LA GUERRA MONDIALE A RATE: ORA TOCCA A ISRAELE E HAMAS – di Gad Lerner

ISRAELE - HAMAS

La terribile umiliazione inflitta da Hamas all’apparato di sicurezza israeliano è un voltapagina imprevisto nel conflitto mediorientale, gravido di conseguenze drammatiche anche nei futuri equilibri internazionali. Lo Stato ebraico mai aveva contato tante vittime civili, tra morti e feriti, in un solo giorno; né tante persone cadute in ostaggio di commandos votati certo a sconfitta sicura, ma che intanto hanno dimostrato che nessuna tecnologia basta a sigillare per sempre una striscia di territorio densamente popolato come Gaza. La questione palestinese, che perfino l’Arabia Saudita si apprestava a sottomettere alla convenienza di un accordo con Israele, riesplode nel sangue. E non basterà agli israeliani che il governo Netanyahu scateni una risposta militare senza precedenti. Perché ieri hanno dovuto constatare la gravissima sottovalutazione del potenziale militare di Hamas da parte di un governo estremista concentratosi a bersagliare i palestinesi di Cisgiordania: replicandovi incursioni sanguinose; concedendo mano libera alle spedizioni punitive dei coloni; delegittimando l’Anp a vantaggio di una nuova generazione di terroristi nella convinzione di poterli schiacciare facilmente.

La risposta lungamente preparata da Hamas è una vendetta spettacolare che barbaramente non distingue fra militari e civili. Santifica una guerra feroce in cui all’intero popolo israeliano viene negato il diritto all’esistenza. Al tempo stesso, rivela la fragilità del Patto di Abramo stipulato da Israele con le ricche petromonarchie del Golfo, tanto è vero che gli Hezbollah libanesi, nel loro comunicato di sostegno all’operazione “Tempesta al-Aqsa”, diffidano chi nel mondo arabo cerca di normalizzare le relazioni con il nemico. Sapremo presto se il fronte occidentale riuscirà a scongiurare defezioni tra i regimi arabi suoi alleati, o se gli sviluppi della guerra iniziata con lo sfondamento della barriera di Gaza consentirà a Hamas di trovare nuovi sostenitori in Turchia, in Qatar, chissà dove.
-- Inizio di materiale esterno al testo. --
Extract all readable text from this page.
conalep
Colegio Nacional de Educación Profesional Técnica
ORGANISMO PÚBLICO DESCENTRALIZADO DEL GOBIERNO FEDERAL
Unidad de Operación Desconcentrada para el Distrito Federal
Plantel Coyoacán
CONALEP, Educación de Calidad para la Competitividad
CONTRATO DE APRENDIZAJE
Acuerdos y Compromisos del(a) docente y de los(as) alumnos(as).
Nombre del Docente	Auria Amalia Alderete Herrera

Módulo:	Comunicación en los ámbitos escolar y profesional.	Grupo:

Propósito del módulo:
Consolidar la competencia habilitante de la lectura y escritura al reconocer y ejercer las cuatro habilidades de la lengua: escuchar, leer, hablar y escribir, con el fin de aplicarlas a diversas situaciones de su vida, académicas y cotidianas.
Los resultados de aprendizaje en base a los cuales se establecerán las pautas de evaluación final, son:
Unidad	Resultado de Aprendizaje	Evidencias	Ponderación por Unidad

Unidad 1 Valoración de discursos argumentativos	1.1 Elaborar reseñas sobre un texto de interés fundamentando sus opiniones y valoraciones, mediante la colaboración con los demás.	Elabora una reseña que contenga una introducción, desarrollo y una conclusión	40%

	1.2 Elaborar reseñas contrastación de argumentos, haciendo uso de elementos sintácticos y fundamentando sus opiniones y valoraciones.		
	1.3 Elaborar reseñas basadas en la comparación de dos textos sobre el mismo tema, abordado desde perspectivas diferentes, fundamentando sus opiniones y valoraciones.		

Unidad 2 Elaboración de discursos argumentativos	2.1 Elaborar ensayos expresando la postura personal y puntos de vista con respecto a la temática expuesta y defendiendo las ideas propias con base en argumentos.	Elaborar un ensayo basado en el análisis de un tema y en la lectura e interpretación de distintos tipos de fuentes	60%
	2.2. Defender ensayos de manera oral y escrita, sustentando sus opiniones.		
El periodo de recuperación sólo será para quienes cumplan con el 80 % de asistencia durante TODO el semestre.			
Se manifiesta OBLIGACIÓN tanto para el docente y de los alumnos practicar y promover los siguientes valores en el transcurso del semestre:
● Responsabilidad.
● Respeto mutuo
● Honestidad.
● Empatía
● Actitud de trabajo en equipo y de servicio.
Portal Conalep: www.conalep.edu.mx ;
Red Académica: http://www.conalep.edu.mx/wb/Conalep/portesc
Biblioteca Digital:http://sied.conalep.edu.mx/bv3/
Ma intanto su Israele torna a incombere un doloroso sentimento di vulnerabilità. Mezzo secolo fa, nel 1973, l’impreparazione rivelata di fronte all’attacco arabo nel giorno di Kippur avviò la crisi della classe dirigente laburista, soppiantata pochi anni dopo dalla destra del Likud. Il Paese però restava compatto al suo interno. Oggi invece è dilaniato dalla protesta popolare contro la svolta autoritaria voluta dal governo Netanyahu. Difficilmente verrà perdonata a Bibi la clamorosa inadeguatezza del sistema difensivo. I partiti di opposizione fanno appello all’unità contro l’aggressore. Ma anche se dovessero arrivare a un governo di unità nazionale, riesce davvero difficile immaginare come possa funzionare. Tanto più se, Dio non voglia, i ministri dell’estrema destra convincessero il premier a estendere la controffensiva, oltre che a Gaza, anche in Cisgiordania. L’allargamento del conflitto sugli altri confini di Israele, o addirittura nelle sue regioni a maggioranza araba, resta non sembra imminente, ma le guerre si sa come cominciano e non come finiscono. L’umiliazione subita ieri, il dramma degli ostaggi catturati da Hamas e Jihad islamica, non evidenziano solo la fragilità di un esecutivo guerrafondaio incapace di valutare la forza del nemico. Di colpo è Israele nel suo insieme che vede svanire l’illusione di convivere con la ferita aperta della questione palestinese. O meglio, che a tenerla sotto controllo bastasse la superiorità economica, tecnologica, militare. È questo il grande “non detto” dell’Israele democratica che da dieci mesi scende in piazza per difendere la sua democrazia pericolante ma – per non dividersi – elude la questione palestinese. Cinquantasei anni di occupazione militare e colonizzazione dei territori avevano convinto i più che si potesse conservare la democrazia domestica nel mentre si negava ai vicini di casa il diritto all’autodeterminazione. Rimuovere tale contraddizione ha alimentato il fanatismo religioso e il terrorismo fra i palestinesi. Fino alla sconvolgente rivelazione di ieri.